我白了一眼李治:“小治啊。這就是你不懂了吧。告訴你,為什么現在這種精準的度量衡只在工部和武研院里邊使用。知道嗎?就是為了防止你所說地這種情況發生。等過三五十年。等這種新的標準已經深入人心之后,朝庭在陸續地想辦法進行推廣,那個時候。會有反對地聲音嗎?”
“師尊高見也!”李治翹起了大拇指小小地拍了下馬屁,不過很快,咱們就把注意力轉移到了另一個更加迫切的話題上。“俊哥兒,啥時候才能去玩狗車,我可都等不及了。”李治望著窗外那稀落的雪花一個勁地感嘆。
“那叫雪撬,不叫狗車!”我氣地差點想拿手抽李治,接著掃了這幫子整天就想著使勁出去野的皇子們一眼:“慌什么?現在這雪才多厚?這時候你去坐狗拉雪撬,不把你屁股蛋子顛爛了才怪,瞅這種下雪法,怕是還得等個一兩天,嗯,到時候,只要能來上一場大雪,為師就帶著你們一起出城野去,不過一人只能做一輪!車少人多,想多坐著玩可不夠分的。”
這話一出話,四個小屁孩差點就跳起來鬼叫了,而李治正在邊上扳手指頭,我湊上前去:“咋了,算計啥呢?”
李治干笑了兩聲:“沒啥,我就是算算我那里能湊出幾架雪撬。”一聽這話,我就知道,肯定是李漱這丫頭干的。“臭小子,明里不跟我說,私下里又去找你十七姐了?”我拍拍李治的肩膀笑罵道。
李治嘿嘿兩聲:“沒辦法,誰讓俊哥兒你說雪撬怎么怎么地好玩了,你家口子那么多,到時候我怕我都搶不到一輛,這不,一咬牙,我也做了三架,不過就是拉車地狗的數量怕是少了點。”
我撇撇嘴道:“你也從你爹那撈點不就得了?”
李治恨恨地瞪了我一眼:“虧你說得出口,就為了三十條好狗,我可讓我父皇好生嘮叨了好些天,哪還有那個膽,沒辦法,我只能自個想招,不過,總算也讓我湊齊了近四十條狗了,準備再整一架雪撬,讓這些個弟弟們也能一齊樂呵樂呵。
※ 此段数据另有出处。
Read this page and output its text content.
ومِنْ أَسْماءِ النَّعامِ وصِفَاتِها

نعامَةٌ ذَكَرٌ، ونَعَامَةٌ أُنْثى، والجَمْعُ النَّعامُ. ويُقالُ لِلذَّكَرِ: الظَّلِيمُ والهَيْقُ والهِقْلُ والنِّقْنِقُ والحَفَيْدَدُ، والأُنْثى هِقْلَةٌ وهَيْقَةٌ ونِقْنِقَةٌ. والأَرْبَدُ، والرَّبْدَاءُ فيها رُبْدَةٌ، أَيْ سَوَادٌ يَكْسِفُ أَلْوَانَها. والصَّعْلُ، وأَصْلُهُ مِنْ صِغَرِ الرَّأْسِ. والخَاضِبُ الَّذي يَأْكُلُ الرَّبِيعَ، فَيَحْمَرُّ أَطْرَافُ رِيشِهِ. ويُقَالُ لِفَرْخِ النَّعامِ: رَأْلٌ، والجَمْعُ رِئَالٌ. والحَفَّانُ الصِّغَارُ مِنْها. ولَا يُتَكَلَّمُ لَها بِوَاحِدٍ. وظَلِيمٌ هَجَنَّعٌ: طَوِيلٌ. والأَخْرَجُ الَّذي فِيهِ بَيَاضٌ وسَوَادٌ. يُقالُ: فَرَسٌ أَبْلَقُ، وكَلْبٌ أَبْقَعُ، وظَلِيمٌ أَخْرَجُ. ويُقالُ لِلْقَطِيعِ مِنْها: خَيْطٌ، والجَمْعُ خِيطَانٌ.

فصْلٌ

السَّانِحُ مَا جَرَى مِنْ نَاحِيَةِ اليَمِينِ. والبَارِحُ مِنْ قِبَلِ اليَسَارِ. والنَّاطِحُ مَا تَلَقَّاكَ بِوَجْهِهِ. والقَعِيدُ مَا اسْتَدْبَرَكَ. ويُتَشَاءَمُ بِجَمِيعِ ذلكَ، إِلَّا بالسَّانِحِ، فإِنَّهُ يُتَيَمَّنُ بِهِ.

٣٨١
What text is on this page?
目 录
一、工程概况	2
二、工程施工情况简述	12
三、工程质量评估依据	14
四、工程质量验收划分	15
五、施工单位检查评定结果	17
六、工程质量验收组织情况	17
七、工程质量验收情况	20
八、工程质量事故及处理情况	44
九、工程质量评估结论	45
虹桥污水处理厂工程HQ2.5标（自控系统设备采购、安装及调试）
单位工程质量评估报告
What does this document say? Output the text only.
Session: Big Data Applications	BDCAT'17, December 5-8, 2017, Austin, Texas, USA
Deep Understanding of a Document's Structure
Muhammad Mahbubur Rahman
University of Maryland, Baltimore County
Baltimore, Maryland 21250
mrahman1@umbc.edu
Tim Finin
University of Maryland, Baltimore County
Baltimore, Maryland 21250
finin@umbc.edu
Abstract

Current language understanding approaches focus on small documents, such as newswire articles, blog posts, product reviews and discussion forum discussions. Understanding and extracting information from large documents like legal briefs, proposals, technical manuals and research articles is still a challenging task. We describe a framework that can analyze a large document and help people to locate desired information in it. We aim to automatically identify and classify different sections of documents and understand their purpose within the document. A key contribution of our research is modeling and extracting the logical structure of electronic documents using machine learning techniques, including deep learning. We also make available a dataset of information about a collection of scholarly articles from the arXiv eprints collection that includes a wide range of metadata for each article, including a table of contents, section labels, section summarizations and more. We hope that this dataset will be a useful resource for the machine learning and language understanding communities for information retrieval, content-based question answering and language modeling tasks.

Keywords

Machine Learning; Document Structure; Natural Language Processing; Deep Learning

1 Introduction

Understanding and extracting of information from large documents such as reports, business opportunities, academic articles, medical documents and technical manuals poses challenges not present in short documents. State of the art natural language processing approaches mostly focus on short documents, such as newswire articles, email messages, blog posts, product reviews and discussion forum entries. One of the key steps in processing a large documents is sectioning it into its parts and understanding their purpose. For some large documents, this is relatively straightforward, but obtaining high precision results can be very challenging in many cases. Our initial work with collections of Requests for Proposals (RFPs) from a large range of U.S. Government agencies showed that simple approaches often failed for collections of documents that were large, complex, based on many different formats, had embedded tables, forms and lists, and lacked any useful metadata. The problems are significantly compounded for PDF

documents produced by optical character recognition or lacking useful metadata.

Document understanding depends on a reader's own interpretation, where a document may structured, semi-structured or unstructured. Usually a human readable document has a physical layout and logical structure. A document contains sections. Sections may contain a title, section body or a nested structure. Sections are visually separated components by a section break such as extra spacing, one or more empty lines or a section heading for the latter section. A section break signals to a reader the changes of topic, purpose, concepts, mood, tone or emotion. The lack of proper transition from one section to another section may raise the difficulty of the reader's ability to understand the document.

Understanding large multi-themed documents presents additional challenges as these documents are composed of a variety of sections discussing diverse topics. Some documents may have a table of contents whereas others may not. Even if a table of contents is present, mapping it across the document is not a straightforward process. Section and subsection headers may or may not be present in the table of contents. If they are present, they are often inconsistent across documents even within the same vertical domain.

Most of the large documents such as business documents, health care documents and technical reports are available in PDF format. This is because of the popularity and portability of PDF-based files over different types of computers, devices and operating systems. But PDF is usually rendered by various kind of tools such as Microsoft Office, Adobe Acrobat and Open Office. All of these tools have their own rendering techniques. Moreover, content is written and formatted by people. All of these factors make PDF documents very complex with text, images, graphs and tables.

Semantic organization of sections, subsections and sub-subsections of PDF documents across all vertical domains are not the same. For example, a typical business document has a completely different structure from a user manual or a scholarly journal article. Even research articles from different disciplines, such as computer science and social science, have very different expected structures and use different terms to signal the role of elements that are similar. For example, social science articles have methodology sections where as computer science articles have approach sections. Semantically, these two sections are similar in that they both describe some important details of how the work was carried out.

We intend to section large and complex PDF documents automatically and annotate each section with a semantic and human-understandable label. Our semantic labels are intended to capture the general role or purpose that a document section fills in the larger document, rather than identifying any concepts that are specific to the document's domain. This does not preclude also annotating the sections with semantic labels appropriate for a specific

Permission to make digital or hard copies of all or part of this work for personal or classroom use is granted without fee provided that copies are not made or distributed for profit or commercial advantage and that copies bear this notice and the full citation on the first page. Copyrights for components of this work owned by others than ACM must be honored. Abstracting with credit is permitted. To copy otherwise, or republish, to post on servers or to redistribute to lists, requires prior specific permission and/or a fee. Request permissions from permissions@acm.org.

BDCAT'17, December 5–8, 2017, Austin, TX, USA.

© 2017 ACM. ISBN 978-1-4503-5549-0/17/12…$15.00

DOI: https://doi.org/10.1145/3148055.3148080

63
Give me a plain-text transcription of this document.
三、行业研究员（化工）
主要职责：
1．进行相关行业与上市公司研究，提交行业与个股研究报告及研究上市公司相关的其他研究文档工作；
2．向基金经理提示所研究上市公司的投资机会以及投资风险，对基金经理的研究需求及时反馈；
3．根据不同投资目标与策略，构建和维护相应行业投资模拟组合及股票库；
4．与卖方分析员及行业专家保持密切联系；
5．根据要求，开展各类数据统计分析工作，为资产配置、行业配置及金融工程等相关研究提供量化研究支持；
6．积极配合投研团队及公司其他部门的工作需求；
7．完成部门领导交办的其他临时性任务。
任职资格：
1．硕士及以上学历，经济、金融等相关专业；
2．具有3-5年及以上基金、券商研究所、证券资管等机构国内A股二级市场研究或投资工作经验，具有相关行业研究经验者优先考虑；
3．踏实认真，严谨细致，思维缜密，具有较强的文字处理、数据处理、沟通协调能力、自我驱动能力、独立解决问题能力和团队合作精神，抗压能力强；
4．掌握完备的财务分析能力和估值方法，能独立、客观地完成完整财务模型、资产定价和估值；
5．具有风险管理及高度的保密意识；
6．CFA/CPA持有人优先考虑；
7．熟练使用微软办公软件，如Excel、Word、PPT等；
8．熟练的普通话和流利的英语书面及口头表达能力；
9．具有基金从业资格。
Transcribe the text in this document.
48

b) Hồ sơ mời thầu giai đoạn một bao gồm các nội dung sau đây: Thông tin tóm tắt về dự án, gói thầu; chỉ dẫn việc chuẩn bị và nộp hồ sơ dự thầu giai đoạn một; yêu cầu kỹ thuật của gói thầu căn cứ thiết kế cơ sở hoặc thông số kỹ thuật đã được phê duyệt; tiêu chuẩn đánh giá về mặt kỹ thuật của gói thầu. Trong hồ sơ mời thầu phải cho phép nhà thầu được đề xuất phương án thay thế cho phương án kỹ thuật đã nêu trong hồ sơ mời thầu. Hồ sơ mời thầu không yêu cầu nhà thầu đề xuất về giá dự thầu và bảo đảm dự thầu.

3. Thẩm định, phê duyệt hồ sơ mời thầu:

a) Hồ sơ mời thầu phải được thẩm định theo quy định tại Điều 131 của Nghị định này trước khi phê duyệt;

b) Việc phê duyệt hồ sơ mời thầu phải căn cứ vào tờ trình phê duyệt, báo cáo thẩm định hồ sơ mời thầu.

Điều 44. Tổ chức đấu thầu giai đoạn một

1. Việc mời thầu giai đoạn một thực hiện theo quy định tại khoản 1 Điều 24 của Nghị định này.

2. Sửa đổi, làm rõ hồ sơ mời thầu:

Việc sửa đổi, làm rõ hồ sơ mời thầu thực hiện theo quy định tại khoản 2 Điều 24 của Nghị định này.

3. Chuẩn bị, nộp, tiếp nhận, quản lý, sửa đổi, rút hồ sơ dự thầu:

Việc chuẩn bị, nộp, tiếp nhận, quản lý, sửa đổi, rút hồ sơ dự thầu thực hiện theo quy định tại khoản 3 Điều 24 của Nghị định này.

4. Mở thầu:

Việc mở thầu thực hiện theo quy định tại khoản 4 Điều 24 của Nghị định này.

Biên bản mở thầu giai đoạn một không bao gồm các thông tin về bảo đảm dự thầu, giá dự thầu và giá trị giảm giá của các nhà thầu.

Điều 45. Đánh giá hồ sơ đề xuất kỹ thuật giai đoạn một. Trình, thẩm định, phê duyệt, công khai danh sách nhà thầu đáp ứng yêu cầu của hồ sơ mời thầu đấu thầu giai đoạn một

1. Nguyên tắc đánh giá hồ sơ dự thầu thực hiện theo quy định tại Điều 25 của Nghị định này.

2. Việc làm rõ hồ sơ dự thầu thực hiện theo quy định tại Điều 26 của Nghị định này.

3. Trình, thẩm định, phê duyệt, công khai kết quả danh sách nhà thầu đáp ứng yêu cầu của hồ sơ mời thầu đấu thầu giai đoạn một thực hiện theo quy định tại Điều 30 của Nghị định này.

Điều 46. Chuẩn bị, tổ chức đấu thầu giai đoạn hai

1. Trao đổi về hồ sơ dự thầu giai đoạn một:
也省得你俊哥兒整日里說我占你地偏宜。”
“切,你別不說這樣的話,你一說我還就真來氣的,上次我放在家里邊地高倍望遠鏡是誰拿的?!”我朝李治瞪起了眼怒道。
李治立即服軟,趕緊賠笑道:“俊哥兒您這話也太那個了吧,當時我可跟我姐說了,借去玩兩天的。”
“兩天?”我伸出兩根快有胡蘿卜粗細的手指頭在李治的眼皮子底下晃悠,唾沫星子使勁地往李治的臉上噴:“兩月都過去了,東西呢?就算是天天瞅著玩,瞅了倆月也總算過癮了吧?”
李治表情突然顯得很沉重,語氣也顯得很是羞愧:“俊哥兒,對不起…”
一見李治這副表情,我心中頓時警鈴大作,這表情我實在是太熟悉了。“又干嘛了這是,你小子該不會又說我借給你的東西又被你婆娘給摔壞了吧?這借口我可是聽得耳朵都起了繭子了,兄弟,想好嘍,最好換點新鮮的招!”我瞅著這丫的在我跟前裝神弄鬼,心里就氣不打一出來,這家伙簡直就把我給當成了一富得流油的金礦,他就是那專門打倒地主老財的流氓無產者。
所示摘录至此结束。